Почему Стен тогда поднял эту тему? Знал, что заденет за живое, или просто прощупывал его на наличие слабины? Предки Стена двести лет назад фактически работали на предков Джима, несмотря на то что состояли на службе в АНБ, а семейство Морганов явно и тайно владело финансовыми активами на триллионы долларов, не имея прямого отношения к спецслужбам. До мегакризиса, конечно. До войны, закончившейся немного не так, как рассчитывали их предки.

И вот, два столетия спустя, звучат слова, способные посеять сомнения.

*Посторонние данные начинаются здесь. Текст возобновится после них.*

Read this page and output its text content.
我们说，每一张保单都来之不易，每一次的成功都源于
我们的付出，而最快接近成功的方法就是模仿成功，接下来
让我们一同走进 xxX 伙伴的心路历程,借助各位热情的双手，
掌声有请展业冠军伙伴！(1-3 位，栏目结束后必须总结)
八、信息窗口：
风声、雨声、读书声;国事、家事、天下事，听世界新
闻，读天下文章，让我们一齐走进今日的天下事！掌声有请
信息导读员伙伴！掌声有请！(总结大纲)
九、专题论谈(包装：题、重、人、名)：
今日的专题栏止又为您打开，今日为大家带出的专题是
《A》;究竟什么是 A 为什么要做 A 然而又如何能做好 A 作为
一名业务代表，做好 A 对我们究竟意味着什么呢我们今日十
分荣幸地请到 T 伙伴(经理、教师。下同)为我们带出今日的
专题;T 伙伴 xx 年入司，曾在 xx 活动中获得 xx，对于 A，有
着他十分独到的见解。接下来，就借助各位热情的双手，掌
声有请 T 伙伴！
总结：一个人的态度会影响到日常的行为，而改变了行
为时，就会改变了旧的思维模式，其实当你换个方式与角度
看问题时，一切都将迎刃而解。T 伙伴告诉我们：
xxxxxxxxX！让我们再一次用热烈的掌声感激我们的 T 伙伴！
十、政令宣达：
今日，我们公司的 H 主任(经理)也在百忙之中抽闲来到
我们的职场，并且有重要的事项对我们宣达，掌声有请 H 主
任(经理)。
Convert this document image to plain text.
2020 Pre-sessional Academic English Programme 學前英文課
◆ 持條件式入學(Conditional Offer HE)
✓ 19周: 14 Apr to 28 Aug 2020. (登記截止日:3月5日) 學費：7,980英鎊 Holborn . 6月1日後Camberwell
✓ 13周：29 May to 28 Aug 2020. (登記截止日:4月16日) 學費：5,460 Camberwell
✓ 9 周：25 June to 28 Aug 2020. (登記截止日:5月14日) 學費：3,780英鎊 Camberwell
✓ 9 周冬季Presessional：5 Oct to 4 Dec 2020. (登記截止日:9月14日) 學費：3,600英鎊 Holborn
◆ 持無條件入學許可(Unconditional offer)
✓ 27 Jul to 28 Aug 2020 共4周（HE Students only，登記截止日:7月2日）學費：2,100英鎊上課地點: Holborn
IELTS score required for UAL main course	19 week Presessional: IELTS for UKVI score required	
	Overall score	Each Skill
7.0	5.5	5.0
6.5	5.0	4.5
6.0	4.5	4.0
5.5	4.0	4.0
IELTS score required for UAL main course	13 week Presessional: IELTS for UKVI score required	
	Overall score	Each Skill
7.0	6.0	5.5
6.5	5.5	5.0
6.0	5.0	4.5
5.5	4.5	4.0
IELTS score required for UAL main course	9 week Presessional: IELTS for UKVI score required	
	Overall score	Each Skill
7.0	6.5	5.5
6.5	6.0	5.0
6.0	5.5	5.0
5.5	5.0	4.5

Джеймс Генри, потомок американской ветви семьи Морганов, унаследовал от предков авантюрную жилку. Но вместе с оной заполучил не самые плохие мозги и здоровую осторожность, приобретенные за полтысячелетия истории рода. Свой авантюризм он активно реализовывал в науке, заработав репутацию пробивного, немного скандального, но большого таланта. Он уже известен, о нём пишут и говорят. Экономический эффект от его открытий и предложений таков, что ему вполне хватало этой ренты на огромную квартиру, набитую новейшей бытовой автоматикой, маленький космический кораблик для прогулочных полётов, и ещё оставалось. Жена, сын, перспективы, от которых дух захватывало… Он получал куда больше, чем средний гражданин, но при этом понимал, что полученное заработал честно, отдавая миру тоже куда больше среднего землянина. Что его выдающиеся способности дают ему исключительное право лишь на одно – применять их для блага Земли. Так воспитали, ничего не поделаешь. Более того, Джим лишь недавно окончательно понял правоту учителей. Нельзя требовать себе вечные бонусы только по факту наличия выдающихся способностей или принадлежности к определённой фамилии.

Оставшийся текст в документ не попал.